Surprising Successes and Challenges in AI Applications
Brin highlighted successes in biology, citing AlphaFold and its variants as widely used tools by biologists [00:10:54], noting that these different AI types tend to “converge” [00:11:12].
In robotics, he finds the progress “amazing” — that general-purpose language models or fine-tuning can make robots perform complex tasks [00:11:18]. However, he notes that robotics is “not for the most part yet at the level of robustness that would make it like day-to-day useful” [00:11:36], although he “see[s] a line of sight to it” [00:11:42]. He regretted Google’s past ventures into robotics (e.g., Boston Dynamics), admitting they were “a little too early” [00:12:05], operating on a “treadmill that wasn’t going to get anywhere without the modern AI technology” [00:12:47].
Google’s Cultural Shift: Embracing Risk in AI Deployment
A key aspect of Google’s AI strategy has been a shift from conservatism.

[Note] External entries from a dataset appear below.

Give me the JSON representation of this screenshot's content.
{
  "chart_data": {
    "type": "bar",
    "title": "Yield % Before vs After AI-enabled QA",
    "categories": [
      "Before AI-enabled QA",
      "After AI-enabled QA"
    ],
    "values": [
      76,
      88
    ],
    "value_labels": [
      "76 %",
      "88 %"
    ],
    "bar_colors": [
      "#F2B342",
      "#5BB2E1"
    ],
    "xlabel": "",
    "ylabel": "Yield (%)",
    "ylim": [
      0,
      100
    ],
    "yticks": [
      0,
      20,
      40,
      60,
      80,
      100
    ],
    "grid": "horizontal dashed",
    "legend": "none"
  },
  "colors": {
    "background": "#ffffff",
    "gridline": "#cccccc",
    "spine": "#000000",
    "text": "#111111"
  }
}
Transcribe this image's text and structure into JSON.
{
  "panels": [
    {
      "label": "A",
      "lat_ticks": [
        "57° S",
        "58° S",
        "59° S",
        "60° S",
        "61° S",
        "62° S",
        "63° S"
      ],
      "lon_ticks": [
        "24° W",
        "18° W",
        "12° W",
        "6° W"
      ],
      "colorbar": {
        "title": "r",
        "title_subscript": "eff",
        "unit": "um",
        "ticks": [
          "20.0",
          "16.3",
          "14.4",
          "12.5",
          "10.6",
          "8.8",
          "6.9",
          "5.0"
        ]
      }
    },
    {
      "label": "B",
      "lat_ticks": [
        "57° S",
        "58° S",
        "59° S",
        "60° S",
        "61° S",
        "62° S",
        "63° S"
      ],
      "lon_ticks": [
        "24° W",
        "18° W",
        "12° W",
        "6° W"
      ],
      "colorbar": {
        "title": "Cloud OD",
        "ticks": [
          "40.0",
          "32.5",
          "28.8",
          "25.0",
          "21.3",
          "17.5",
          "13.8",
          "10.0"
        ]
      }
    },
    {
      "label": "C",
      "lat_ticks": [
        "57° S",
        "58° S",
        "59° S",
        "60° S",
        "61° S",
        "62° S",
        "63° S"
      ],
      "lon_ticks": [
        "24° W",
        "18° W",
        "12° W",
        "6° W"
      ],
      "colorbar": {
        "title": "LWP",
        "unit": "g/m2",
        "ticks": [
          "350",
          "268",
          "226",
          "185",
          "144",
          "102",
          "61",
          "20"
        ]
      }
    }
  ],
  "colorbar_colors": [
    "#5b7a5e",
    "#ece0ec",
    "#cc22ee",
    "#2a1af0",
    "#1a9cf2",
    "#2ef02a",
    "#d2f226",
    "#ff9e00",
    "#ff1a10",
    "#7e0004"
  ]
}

Brin acknowledges that Google was “too timid” to deploy its internally developed Transformer models initially [00:16:21]. Reasons for this hesitation included concerns about mistakes, embarrassing outputs, or AI appearing “dumb” [00:16:26].
However, Brin has pushed for a more aggressive deployment strategy. He supported pushing AI code-writing capabilities into Gemini despite engineers’ desire to perfect it, emphasizing that Google’s “conservatism…can’t rule the day today” [00:15:11]. He believes that the “magical” and “incredibly powerful” capabilities of AI warrant taking “some embarrassments” and “some risks” [00:17:14]. His stance is that if AI is “something magical we’re giving the world” and users are properly communicated that it “will periodically get stuff really wrong,” then “we should put it out there and let people experiment” [00:17:48]. He views this as a technology that should not be “keep[t] close to the chest and hidden until it’s like perfect” [00:18:14].
The Nature of AI Competition
Addressing the perception of an AI search wars between Google and Microsoft | AI race between tech giants like Google, Meta, and Amazon, Brin acknowledges that competition is “very helpful” [00:18:54]. He notes Google’s recent achievement of being “number one” on some benchmarks for a couple of weeks [00:19:00], and expresses satisfaction with Google’s progress since the launch of ChatGPT [00:19:24].
Despite the competitive landscape, Brin emphasizes that there’s “tremendous value to humanity” to be created [00:19:50]. He draws a parallel to the early internet, which drastically improved access to information and communication [00:19:57]. Similarly, he sees the “new AI” as “another big capability” that “pretty much everybody in the world can get access to in one form or another” [00:20:29], finding this prospect “super exciting” and “awesome” [00:20:34].